Step 13: Pay and File
If certified documents are required, check the boxes for “Certificate of Existence” or the “Articles of Organization”. Non-certified documents will be available once the entity is filed. Certified documents can be obtained at any time in the future.
Professional services like IncFile and IncAuthority help guide you to make sure it’s done right and you only pay the normal state fees.
Check out our reviews of popular LLC formation services to learn more.
Tasks After Forming Your LLC
Once the LLC has been formed, there are a few additional steps to take care of. Below is a list of the most common tasks.
Prepare an Operating Agreement
The operating agreement is a document that governs the framework of an LLC. This document covers items like ownership rights, member responsibilities, how profits and losses are distributed and more.
Most states do not require an LLC to have an operating agreement but it is still worth considering. Without an operating agreement:
- The LLC could be subject to generic state rules that may be detrimental in the event of a lawsuit
- Member’s personal liability protection may be diminished
- Members may not have a full understanding of their roles and responsibilities which could lead to costly disputes in the future
Obtain an EIN
The EIN or Employer Identification Number is a unique 9-digit number for a business. Similar to a social security number for an individual, the EIN identifies business entities for tax purposes.

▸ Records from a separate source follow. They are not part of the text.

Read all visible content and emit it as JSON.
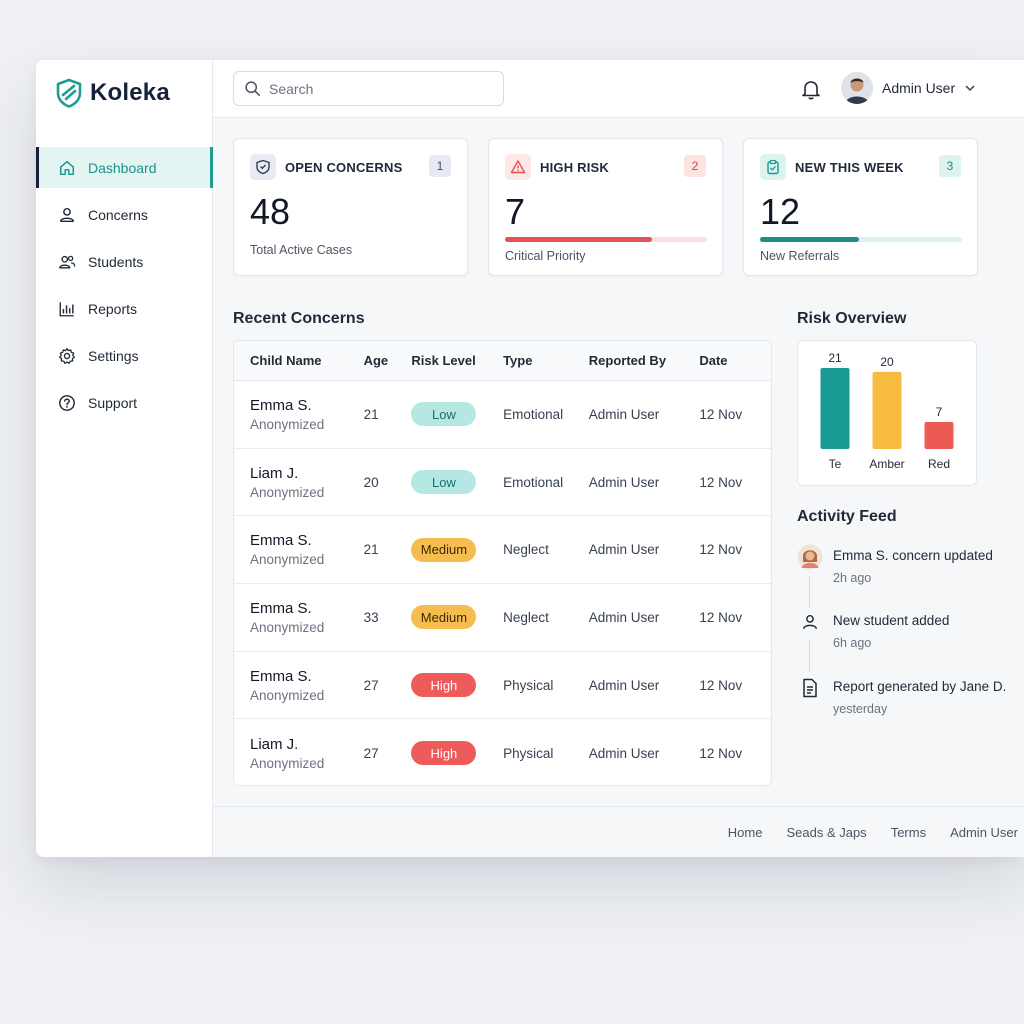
{
  "app": {
    "name": "Koleka"
  },
  "search": {
    "placeholder": "Search"
  },
  "user": {
    "name": "Admin User"
  },
  "sidebar": {
    "items": [
      {
        "label": "Dashboard",
        "icon": "home-icon",
        "active": true
      },
      {
        "label": "Concerns",
        "icon": "person-icon"
      },
      {
        "label": "Students",
        "icon": "people-icon"
      },
      {
        "label": "Reports",
        "icon": "bar-chart-icon"
      },
      {
        "label": "Settings",
        "icon": "gear-icon"
      },
      {
        "label": "Support",
        "icon": "help-icon"
      }
    ]
  },
  "stats": [
    {
      "title": "OPEN CONCERNS",
      "badge": "1",
      "value": "48",
      "sub": "Total Active Cases",
      "icon": "shield-icon",
      "accent": "#4b5b7a"
    },
    {
      "title": "HIGH RISK",
      "badge": "2",
      "value": "7",
      "sub": "Critical Priority",
      "icon": "warning-icon",
      "accent": "#e05454",
      "progress": 0.73
    },
    {
      "title": "NEW THIS WEEK",
      "badge": "3",
      "value": "12",
      "sub": "New Referrals",
      "icon": "clipboard-icon",
      "accent": "#1a9a8e",
      "progress": 0.49
    }
  ],
  "recent": {
    "title": "Recent Concerns",
    "columns": [
      "Child Name",
      "Age",
      "Risk Level",
      "Type",
      "Reported By",
      "Date"
    ],
    "rows": [
      {
        "name": "Emma S.",
        "sub": "Anonymized",
        "age": "21",
        "risk": "Low",
        "type": "Emotional",
        "reporter": "Admin User",
        "date": "12 Nov"
      },
      {
        "name": "Liam J.",
        "sub": "Anonymized",
        "age": "20",
        "risk": "Low",
        "type": "Emotional",
        "reporter": "Admin User",
        "date": "12 Nov"
      },
      {
        "name": "Emma S.",
        "sub": "Anonymized",
        "age": "21",
        "risk": "Medium",
        "type": "Neglect",
        "reporter": "Admin User",
        "date": "12 Nov"
      },
      {
        "name": "Emma S.",
        "sub": "Anonymized",
        "age": "33",
        "risk": "Medium",
        "type": "Neglect",
        "reporter": "Admin User",
        "date": "12 Nov"
      },
      {
        "name": "Emma S.",
        "sub": "Anonymized",
        "age": "27",
        "risk": "High",
        "type": "Physical",
        "reporter": "Admin User",
        "date": "12 Nov"
      },
      {
        "name": "Liam J.",
        "sub": "Anonymized",
        "age": "27",
        "risk": "High",
        "type": "Physical",
        "reporter": "Admin User",
        "date": "12 Nov"
      }
    ]
  },
  "risk_colors": {
    "Low": {
      "bg": "#b6e8e3",
      "fg": "#1b6e67"
    },
    "Medium": {
      "bg": "#f5bd4f",
      "fg": "#3b2a05"
    },
    "High": {
      "bg": "#ee5b5b",
      "fg": "#ffffff"
    }
  },
  "risk_overview": {
    "title": "Risk Overview"
  },
  "chart_data": {
    "type": "bar",
    "categories": [
      "Te",
      "Amber",
      "Red"
    ],
    "values": [
      21,
      20,
      7
    ],
    "colors": [
      "#1a9a95",
      "#f6bb40",
      "#ec5a56"
    ],
    "title": "Risk Overview",
    "ylim": [
      0,
      21
    ]
  },
  "activity": {
    "title": "Activity Feed",
    "items": [
      {
        "text": "Emma S. concern updated",
        "time": "2h ago",
        "icon": "avatar-icon"
      },
      {
        "text": "New student added",
        "time": "6h ago",
        "icon": "person-icon"
      },
      {
        "text": "Report generated by Jane D.",
        "time": "yesterday",
        "icon": "document-icon"
      }
    ]
  },
  "footer": {
    "links": [
      "Home",
      "Seads & Japs",
      "Terms",
      "Admin User"
    ]
  }
}
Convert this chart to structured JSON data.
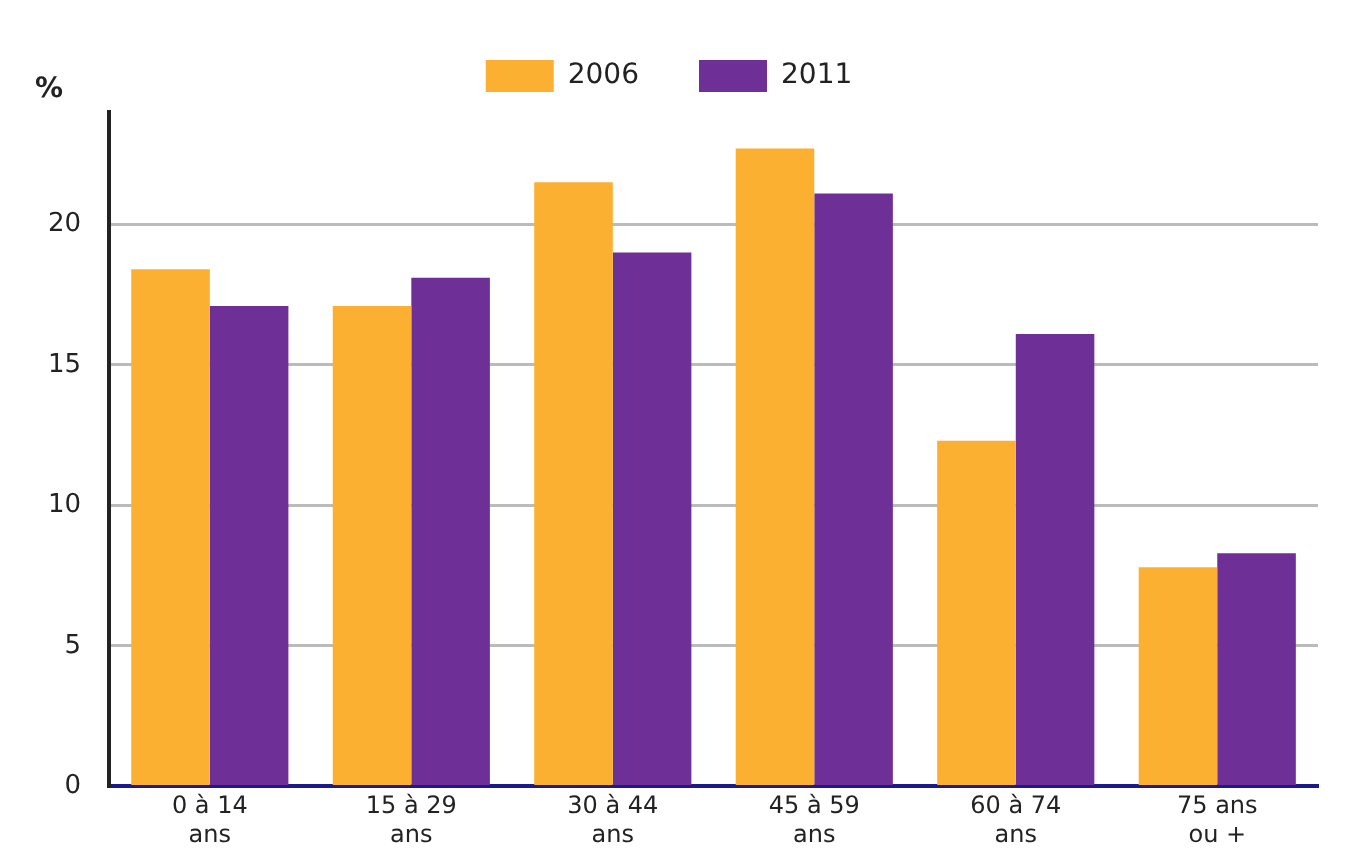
{
  "chart_data": {
    "type": "bar",
    "ylabel": "%",
    "categories": [
      "0 à 14 ans",
      "15 à 29 ans",
      "30 à 44 ans",
      "45 à 59 ans",
      "60 à 74 ans",
      "75 ans ou +"
    ],
    "series": [
      {
        "name": "2006",
        "color": "#fbb032",
        "values": [
          18.4,
          17.1,
          21.5,
          22.7,
          12.3,
          7.8
        ]
      },
      {
        "name": "2011",
        "color": "#6e3096",
        "values": [
          17.1,
          18.1,
          19.0,
          21.1,
          16.1,
          8.3
        ]
      }
    ],
    "ylim": [
      0,
      24
    ],
    "yticks": [
      0,
      5,
      10,
      15,
      20
    ],
    "grid": "y",
    "legend": "top"
  }
}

The EIN will be needed in order to open a bank account, register for business licenses and permits, file tax returns, pay payroll taxes and more.
Related: How to Apply for an EIN
Open an LLC Bank Account
Opening a bank account for your LLC is important for liability protection as the account separates the business’s funds from the member’s personal funds.
Several documents will be needed to open a business bank account such as:
- A banking resolution is a document that authorizes the members to open a business bank account on behalf of the LLC.
- Copies of the original formation paperwork from the state showing the creation of the LLC.
- Driver’s licenses of the members.
- Depending on the age of the LLC, a South Carolina Certificate of Good Standing may be needed to prove the LLC is active and in good standing with the state.
Apply for Business Licenses and Permits
Depending on what your business does and where it is located, there will likely be a variety of business licenses and permits to register for before starting. Some common registrations include:
- Business License – Some cities require businesses to obtain licensing before they can start. In some cases, even home-based businesses must have licensing in order to legally operate.
- Professional License – Certain services such as barbershops, accountants, salons and others must be licensed.
- Retail License – In order to sell products and certain services, registration with the South Carolina Department of Revenue will be necessary.